Streaming Reviews

Soorarai Pottru On Amazon Prime Video: Suriya And Aparna Balamurali Shine In A Solid But Unspecial Drama

In terms of sheer professionalism, the film is the best thing that's come on the southern OTT space. But is that enough?

Baradwaj Rangan

Cast: Suriya, Aparna Balamurali, Urvashi, Mohan Babu, Paresh Rawal

It's lovely when the hero of a film has a solid ambition. It's lovelier when the heroine has one, too. Maaran (Suriya) — based on Air Deccan founder GR Gopinath and his book, Simply Fly —  wants to create a low-cost airline. Bommi (Aparna Balamurali) wants to run a bakery. The loveliest touch is when they make a pact (her suggestion) that their earnings go into a common pool. It's not his income or hers, but theirs. I don't think I've seen household financial decisions being depicted on screen ever, less so when the couple is yet to get hitched. The Maaran-Bommi scenes are the best thing about Soorarai Pottru, directed by Sudha Kongara. (She's a friend. I had a look at an early draft of the script.) Suriya has many big acting moments here, and his most brilliant one is in the scene where — despite that pre-marital pact — Maaran hesitates to ask Bommi for money. Her business is soaring. His is just not taking off. You can see him struggle to bring out the words, which seem stuck in his throat.

Now, take another big acting moment, when Maaran's father is dying and he scrapes together enough money for an economy-class ticket, but that section is full, and he now needs to scrape up more money for a business- or first-class ticket. He approaches other passengers in the airport, all of whom refuse to help, and he is soon reduced to an emotional mess. But the relationship between Maaran and his father hasn't been as well-etched-out as the one between Maaran and Bommi, so the breakdown comes across like a standalone scene, like something from an acting audition. Again, Suriya is terrific, but we are responding to the actor's efforts, not the character's plight. We've been air-dropped into this moment. We've not arrived at it organically.

This feeling comes up over and over in Soorarai Pottru. In terms of sheer professionalism, the film is by far the best thing that's come on the southern OTT space. And I totally get the decision to masala-fy this story. All biopics (even fictionalised ones) have the same boring arc: failure, failure, failure, success. You have to do something to vitalise this failure, failure, failure, success. But in the process, I got the sense that an edgier script with more shadings had gotten generic-ised and, well, simpliflied. (I don't recall the draft I read very well, but I remember being goosefleshed over and over.) It's the same sense I got with Kaithi (which almost everyone else loved, and I think I will be in the minority here, too). This keeps making me wonder if it's ever possible for a strong, independent-minded filmmaker to make a strong, independent-minded film with a "mass" star. All the "flavour" in Soorarai Pottru resides in the serrated-edge songs (by GV Prakash) and the lip-smacking lyrics.

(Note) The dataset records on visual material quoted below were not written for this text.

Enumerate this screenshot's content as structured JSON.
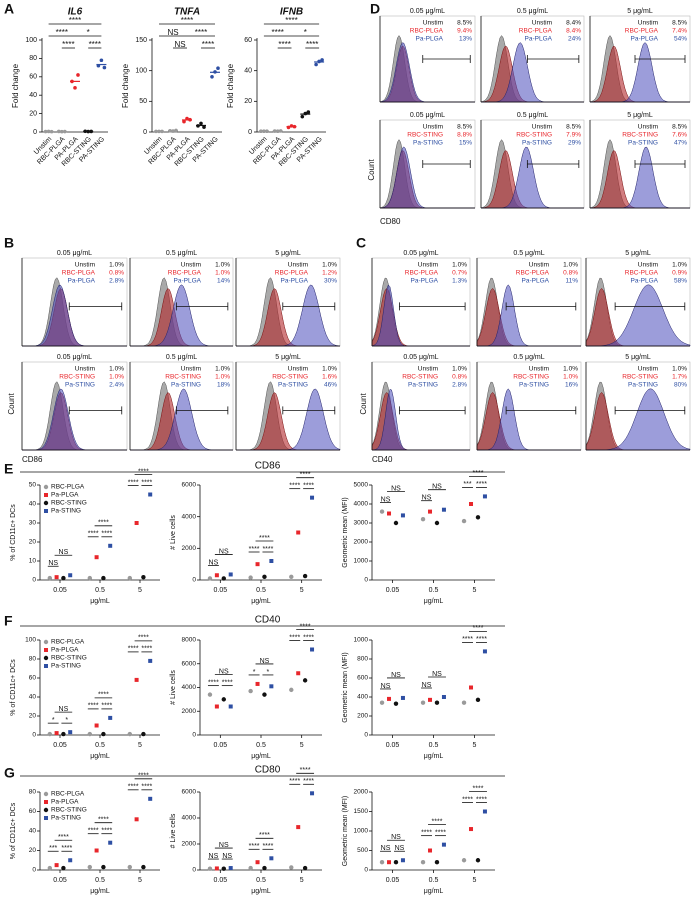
{
  "panel_labels": [
    "A",
    "B",
    "C",
    "D",
    "E",
    "F",
    "G"
  ],
  "chart_data": [
    {
      "type": "strip",
      "title": "IL6",
      "ylabel": "Fold change",
      "categories": [
        "Unstim",
        "RBC-PLGA",
        "PA-PLGA",
        "RBC-STING",
        "PA-STING"
      ],
      "colors": [
        "#9a9a9a",
        "#9a9a9a",
        "#e8262b",
        "#111111",
        "#2e4fa3"
      ],
      "values": [
        [
          0.5,
          0.6,
          0.4
        ],
        [
          0.6,
          0.4,
          0.5
        ],
        [
          55,
          48,
          62
        ],
        [
          0.8,
          0.5,
          0.6
        ],
        [
          72,
          78,
          70
        ]
      ],
      "ylim": [
        0,
        100
      ],
      "yticks": [
        0,
        20,
        40,
        60,
        80,
        100
      ],
      "annotations": [
        "****",
        "****",
        "*",
        "****",
        "****"
      ]
    },
    {
      "type": "strip",
      "title": "TNFA",
      "ylabel": "Fold change",
      "categories": [
        "Unstim",
        "RBC-PLGA",
        "PA-PLGA",
        "RBC-STING",
        "PA-STING"
      ],
      "colors": [
        "#9a9a9a",
        "#9a9a9a",
        "#e8262b",
        "#111111",
        "#2e4fa3"
      ],
      "values": [
        [
          1,
          1,
          1
        ],
        [
          2,
          1.5,
          2.5
        ],
        [
          17,
          22,
          20
        ],
        [
          10,
          14,
          8
        ],
        [
          90,
          98,
          104
        ]
      ],
      "ylim": [
        0,
        150
      ],
      "yticks": [
        0,
        50,
        100,
        150
      ],
      "annotations": [
        "****",
        "NS",
        "****",
        "NS",
        "****"
      ]
    },
    {
      "type": "strip",
      "title": "IFNB",
      "ylabel": "Fold change",
      "categories": [
        "Unstim",
        "RBC-PLGA",
        "PA-PLGA",
        "RBC-STING",
        "PA-STING"
      ],
      "colors": [
        "#9a9a9a",
        "#9a9a9a",
        "#e8262b",
        "#111111",
        "#2e4fa3"
      ],
      "values": [
        [
          0.5,
          0.5,
          0.5
        ],
        [
          0.6,
          0.5,
          0.7
        ],
        [
          3,
          4,
          3.5
        ],
        [
          10,
          12,
          13
        ],
        [
          44,
          46,
          47
        ]
      ],
      "ylim": [
        0,
        60
      ],
      "yticks": [
        0,
        20,
        40,
        60
      ],
      "annotations": [
        "****",
        "****",
        "*",
        "****",
        "****"
      ]
    },
    {
      "type": "flow",
      "xlabel": "CD86",
      "ylabel": "Count",
      "fills": [
        "#8c8c8c",
        "#b3262a",
        "#4a4dbb"
      ],
      "text_colors": [
        "#111111",
        "#e8262b",
        "#2e4fa3"
      ],
      "panels": [
        {
          "title": "0.05 μg/mL",
          "gates": [
            {
              "name": "Unstim",
              "label": "1.0%"
            },
            {
              "name": "RBC-PLGA",
              "label": "0.8%"
            },
            {
              "name": "Pa-PLGA",
              "label": "2.8%"
            }
          ]
        },
        {
          "title": "0.5 μg/mL",
          "gates": [
            {
              "name": "Unstim",
              "label": "1.0%"
            },
            {
              "name": "RBC-PLGA",
              "label": "1.0%"
            },
            {
              "name": "Pa-PLGA",
              "label": "14%"
            }
          ]
        },
        {
          "title": "5 μg/mL",
          "gates": [
            {
              "name": "Unstim",
              "label": "1.0%"
            },
            {
              "name": "RBC-PLGA",
              "label": "1.2%"
            },
            {
              "name": "Pa-PLGA",
              "label": "30%"
            }
          ]
        },
        {
          "title": "0.05 μg/mL",
          "gates": [
            {
              "name": "Unstim",
              "label": "1.0%"
            },
            {
              "name": "RBC-STING",
              "label": "1.0%"
            },
            {
              "name": "Pa-STING",
              "label": "2.4%"
            }
          ]
        },
        {
          "title": "0.5 μg/mL",
          "gates": [
            {
              "name": "Unstim",
              "label": "1.0%"
            },
            {
              "name": "RBC-STING",
              "label": "1.0%"
            },
            {
              "name": "Pa-STING",
              "label": "18%"
            }
          ]
        },
        {
          "title": "5 μg/mL",
          "gates": [
            {
              "name": "Unstim",
              "label": "1.0%"
            },
            {
              "name": "RBC-STING",
              "label": "1.6%"
            },
            {
              "name": "Pa-STING",
              "label": "46%"
            }
          ]
        }
      ]
    },
    {
      "type": "flow",
      "xlabel": "CD40",
      "ylabel": "Count",
      "fills": [
        "#8c8c8c",
        "#b3262a",
        "#4a4dbb"
      ],
      "text_colors": [
        "#111111",
        "#e8262b",
        "#2e4fa3"
      ],
      "panels": [
        {
          "title": "0.05 μg/mL",
          "gates": [
            {
              "name": "Unstim",
              "label": "1.0%"
            },
            {
              "name": "RBC-PLGA",
              "label": "0.7%"
            },
            {
              "name": "Pa-PLGA",
              "label": "1.3%"
            }
          ]
        },
        {
          "title": "0.5 μg/mL",
          "gates": [
            {
              "name": "Unstim",
              "label": "1.0%"
            },
            {
              "name": "RBC-PLGA",
              "label": "0.8%"
            },
            {
              "name": "Pa-PLGA",
              "label": "11%"
            }
          ]
        },
        {
          "title": "5 μg/mL",
          "gates": [
            {
              "name": "Unstim",
              "label": "1.0%"
            },
            {
              "name": "RBC-PLGA",
              "label": "0.9%"
            },
            {
              "name": "Pa-PLGA",
              "label": "58%"
            }
          ]
        },
        {
          "title": "0.05 μg/mL",
          "gates": [
            {
              "name": "Unstim",
              "label": "1.0%"
            },
            {
              "name": "RBC-STING",
              "label": "0.8%"
            },
            {
              "name": "Pa-STING",
              "label": "2.8%"
            }
          ]
        },
        {
          "title": "0.5 μg/mL",
          "gates": [
            {
              "name": "Unstim",
              "label": "1.0%"
            },
            {
              "name": "RBC-STING",
              "label": "1.0%"
            },
            {
              "name": "Pa-STING",
              "label": "16%"
            }
          ]
        },
        {
          "title": "5 μg/mL",
          "gates": [
            {
              "name": "Unstim",
              "label": "1.0%"
            },
            {
              "name": "RBC-STING",
              "label": "1.7%"
            },
            {
              "name": "Pa-STING",
              "label": "80%"
            }
          ]
        }
      ]
    },
    {
      "type": "flow",
      "xlabel": "CD80",
      "ylabel": "Count",
      "fills": [
        "#8c8c8c",
        "#b3262a",
        "#4a4dbb"
      ],
      "text_colors": [
        "#111111",
        "#e8262b",
        "#2e4fa3"
      ],
      "panels": [
        {
          "title": "0.05 μg/mL",
          "gates": [
            {
              "name": "Unstim",
              "label": "8.5%"
            },
            {
              "name": "RBC-PLGA",
              "label": "9.4%"
            },
            {
              "name": "Pa-PLGA",
              "label": "13%"
            }
          ]
        },
        {
          "title": "0.5 μg/mL",
          "gates": [
            {
              "name": "Unstim",
              "label": "8.4%"
            },
            {
              "name": "RBC-PLGA",
              "label": "8.4%"
            },
            {
              "name": "Pa-PLGA",
              "label": "24%"
            }
          ]
        },
        {
          "title": "5 μg/mL",
          "gates": [
            {
              "name": "Unstim",
              "label": "8.5%"
            },
            {
              "name": "RBC-PLGA",
              "label": "7.4%"
            },
            {
              "name": "Pa-PLGA",
              "label": "54%"
            }
          ]
        },
        {
          "title": "0.05 μg/mL",
          "gates": [
            {
              "name": "Unstim",
              "label": "8.5%"
            },
            {
              "name": "RBC-STING",
              "label": "8.8%"
            },
            {
              "name": "Pa-STING",
              "label": "15%"
            }
          ]
        },
        {
          "title": "0.5 μg/mL",
          "gates": [
            {
              "name": "Unstim",
              "label": "8.5%"
            },
            {
              "name": "RBC-STING",
              "label": "7.9%"
            },
            {
              "name": "Pa-STING",
              "label": "29%"
            }
          ]
        },
        {
          "title": "5 μg/mL",
          "gates": [
            {
              "name": "Unstim",
              "label": "8.5%"
            },
            {
              "name": "RBC-STING",
              "label": "7.6%"
            },
            {
              "name": "Pa-STING",
              "label": "47%"
            }
          ]
        }
      ]
    },
    {
      "type": "dot",
      "ylabel": "% of CD11c+ DCs",
      "xlabel": "μg/mL",
      "categories": [
        "0.05",
        "0.5",
        "5"
      ],
      "ylim": [
        0,
        50
      ],
      "yticks": [
        0,
        10,
        20,
        30,
        40,
        50
      ],
      "series": [
        {
          "name": "RBC-PLGA",
          "color": "#9a9a9a",
          "values": [
            1,
            1,
            1
          ]
        },
        {
          "name": "Pa-PLGA",
          "color": "#e8262b",
          "values": [
            1.5,
            12,
            30
          ]
        },
        {
          "name": "RBC-STING",
          "color": "#111111",
          "values": [
            1,
            1,
            1.5
          ]
        },
        {
          "name": "Pa-STING",
          "color": "#2e4fa3",
          "values": [
            2.5,
            18,
            45
          ]
        }
      ],
      "annotations": [
        "NS",
        "NS",
        "****",
        "****",
        "****",
        "****",
        "****",
        "****"
      ]
    },
    {
      "type": "dot",
      "title": "CD86",
      "ylabel": "# Live cells",
      "xlabel": "μg/mL",
      "categories": [
        "0.05",
        "0.5",
        "5"
      ],
      "ylim": [
        0,
        6000
      ],
      "yticks": [
        0,
        2000,
        4000,
        6000
      ],
      "series": [
        {
          "color": "#9a9a9a",
          "values": [
            100,
            150,
            200
          ]
        },
        {
          "color": "#e8262b",
          "values": [
            300,
            1000,
            3000
          ]
        },
        {
          "color": "#111111",
          "values": [
            100,
            200,
            250
          ]
        },
        {
          "color": "#2e4fa3",
          "values": [
            350,
            1200,
            5200
          ]
        }
      ],
      "annotations": [
        "NS",
        "NS",
        "****",
        "****",
        "****",
        "****",
        "****",
        "****"
      ]
    },
    {
      "type": "dot",
      "ylabel": "Geometric mean (MFI)",
      "xlabel": "μg/mL",
      "categories": [
        "0.05",
        "0.5",
        "5"
      ],
      "ylim": [
        0,
        5000
      ],
      "yticks": [
        0,
        1000,
        2000,
        3000,
        4000,
        5000
      ],
      "series": [
        {
          "color": "#9a9a9a",
          "values": [
            3600,
            3200,
            3100
          ]
        },
        {
          "color": "#e8262b",
          "values": [
            3500,
            3600,
            4000
          ]
        },
        {
          "color": "#111111",
          "values": [
            3000,
            3000,
            3300
          ]
        },
        {
          "color": "#2e4fa3",
          "values": [
            3400,
            3700,
            4400
          ]
        }
      ],
      "annotations": [
        "NS",
        "NS",
        "NS",
        "NS",
        "****",
        "***",
        "****"
      ]
    },
    {
      "type": "dot",
      "ylabel": "% of CD11c+ DCs",
      "xlabel": "μg/mL",
      "categories": [
        "0.05",
        "0.5",
        "5"
      ],
      "ylim": [
        0,
        100
      ],
      "yticks": [
        0,
        20,
        40,
        60,
        80,
        100
      ],
      "series": [
        {
          "name": "RBC-PLGA",
          "color": "#9a9a9a",
          "values": [
            1,
            1,
            1
          ]
        },
        {
          "name": "Pa-PLGA",
          "color": "#e8262b",
          "values": [
            2,
            10,
            58
          ]
        },
        {
          "name": "RBC-STING",
          "color": "#111111",
          "values": [
            1,
            1,
            1
          ]
        },
        {
          "name": "Pa-STING",
          "color": "#2e4fa3",
          "values": [
            3,
            18,
            78
          ]
        }
      ],
      "annotations": [
        "NS",
        "*",
        "*",
        "****",
        "****",
        "****",
        "****",
        "****",
        "****"
      ]
    },
    {
      "type": "dot",
      "title": "CD40",
      "ylabel": "# Live cells",
      "xlabel": "μg/mL",
      "categories": [
        "0.05",
        "0.5",
        "5"
      ],
      "ylim": [
        0,
        8000
      ],
      "yticks": [
        0,
        2000,
        4000,
        6000,
        8000
      ],
      "series": [
        {
          "color": "#9a9a9a",
          "values": [
            3400,
            3700,
            3800
          ]
        },
        {
          "color": "#e8262b",
          "values": [
            2400,
            4300,
            5200
          ]
        },
        {
          "color": "#111111",
          "values": [
            3000,
            3400,
            4600
          ]
        },
        {
          "color": "#2e4fa3",
          "values": [
            2400,
            4100,
            7200
          ]
        }
      ],
      "annotations": [
        "NS",
        "****",
        "****",
        "NS",
        "*",
        "*",
        "****",
        "****",
        "****"
      ]
    },
    {
      "type": "dot",
      "ylabel": "Geometric mean (MFI)",
      "xlabel": "μg/mL",
      "categories": [
        "0.05",
        "0.5",
        "5"
      ],
      "ylim": [
        0,
        1000
      ],
      "yticks": [
        0,
        200,
        400,
        600,
        800,
        1000
      ],
      "series": [
        {
          "color": "#9a9a9a",
          "values": [
            340,
            340,
            340
          ]
        },
        {
          "color": "#e8262b",
          "values": [
            380,
            370,
            500
          ]
        },
        {
          "color": "#111111",
          "values": [
            330,
            340,
            370
          ]
        },
        {
          "color": "#2e4fa3",
          "values": [
            390,
            400,
            880
          ]
        }
      ],
      "annotations": [
        "NS",
        "NS",
        "NS",
        "NS",
        "****",
        "****",
        "****"
      ]
    },
    {
      "type": "dot",
      "ylabel": "% of CD11c+ DCs",
      "xlabel": "μg/mL",
      "categories": [
        "0.05",
        "0.5",
        "5"
      ],
      "ylim": [
        0,
        80
      ],
      "yticks": [
        0,
        20,
        40,
        60,
        80
      ],
      "series": [
        {
          "name": "RBC-PLGA",
          "color": "#9a9a9a",
          "values": [
            2,
            3,
            3
          ]
        },
        {
          "name": "Pa-PLGA",
          "color": "#e8262b",
          "values": [
            5,
            20,
            52
          ]
        },
        {
          "name": "RBC-STING",
          "color": "#111111",
          "values": [
            2,
            3,
            3
          ]
        },
        {
          "name": "Pa-STING",
          "color": "#2e4fa3",
          "values": [
            10,
            28,
            73
          ]
        }
      ],
      "annotations": [
        "****",
        "***",
        "****",
        "****",
        "****",
        "****",
        "****",
        "****",
        "****"
      ]
    },
    {
      "type": "dot",
      "title": "CD80",
      "ylabel": "# Live cells",
      "xlabel": "μg/mL",
      "categories": [
        "0.05",
        "0.5",
        "5"
      ],
      "ylim": [
        0,
        6000
      ],
      "yticks": [
        0,
        2000,
        4000,
        6000
      ],
      "series": [
        {
          "color": "#9a9a9a",
          "values": [
            100,
            150,
            200
          ]
        },
        {
          "color": "#e8262b",
          "values": [
            120,
            600,
            3300
          ]
        },
        {
          "color": "#111111",
          "values": [
            100,
            150,
            150
          ]
        },
        {
          "color": "#2e4fa3",
          "values": [
            150,
            900,
            5900
          ]
        }
      ],
      "annotations": [
        "NS",
        "NS",
        "NS",
        "****",
        "****",
        "****",
        "****",
        "****",
        "****"
      ]
    },
    {
      "type": "dot",
      "ylabel": "Geometric mean (MFI)",
      "xlabel": "μg/mL",
      "categories": [
        "0.05",
        "0.5",
        "5"
      ],
      "ylim": [
        0,
        2000
      ],
      "yticks": [
        0,
        500,
        1000,
        1500,
        2000
      ],
      "series": [
        {
          "color": "#9a9a9a",
          "values": [
            200,
            200,
            250
          ]
        },
        {
          "color": "#e8262b",
          "values": [
            200,
            500,
            1050
          ]
        },
        {
          "color": "#111111",
          "values": [
            200,
            200,
            250
          ]
        },
        {
          "color": "#2e4fa3",
          "values": [
            250,
            650,
            1500
          ]
        }
      ],
      "annotations": [
        "NS",
        "NS",
        "NS",
        "****",
        "****",
        "****",
        "****",
        "****",
        "****"
      ]
    }
  ]
}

 In the equally serious Irudhi Suttru, Sudha demonstrated how a story as old as time could be rejuvenated by very fresh, very funny writing. There wasn't a moment that didn't belong, that didn't rise from what came earlier, that didn't segue cleanly into what came later. The non-linear writing of Soorarai Pottru is not the problem, but the film is frantically cut and it doesn't stop to breathe. We seem to be jumping from one high point to the next (the film seems to be on perpetual fast-forward), and I longed for a shot as basic as, say, Maaran running his hands over the surface of one of the planes he has fought so hard to get. It can't all be noble-minded social service. ("I need to make flying cheaper for the masses.") Some of it has to be personal, too ("Fuck, I did it!")

 The villains (Paresh Rawal, etc.) are painfully one-note caricatures, and they made me flash back to how even the oppressors in Gunjan Saxena were humanised. And the "mass" scenes (like the people of Maaran's town sending him money) seem thrust in without a build-up. (Perhaps they'd play better in a theatre setting?) Or perhaps this is all the result of a longer film being chopped to a two-and-a-half-hour running time, I can't say. What we're left with is a drama that gives us a wonderful heroine in Aparna Balamurali, and a hero who does "intensity" better than anyone else in Tamil cinema right now. Soorarai Pottru is by no means a bad film. But sometimes, and with some people, you want more than "solid" and "competent". Cruising altitude is all fine, but what you really want is for them to touch the sky.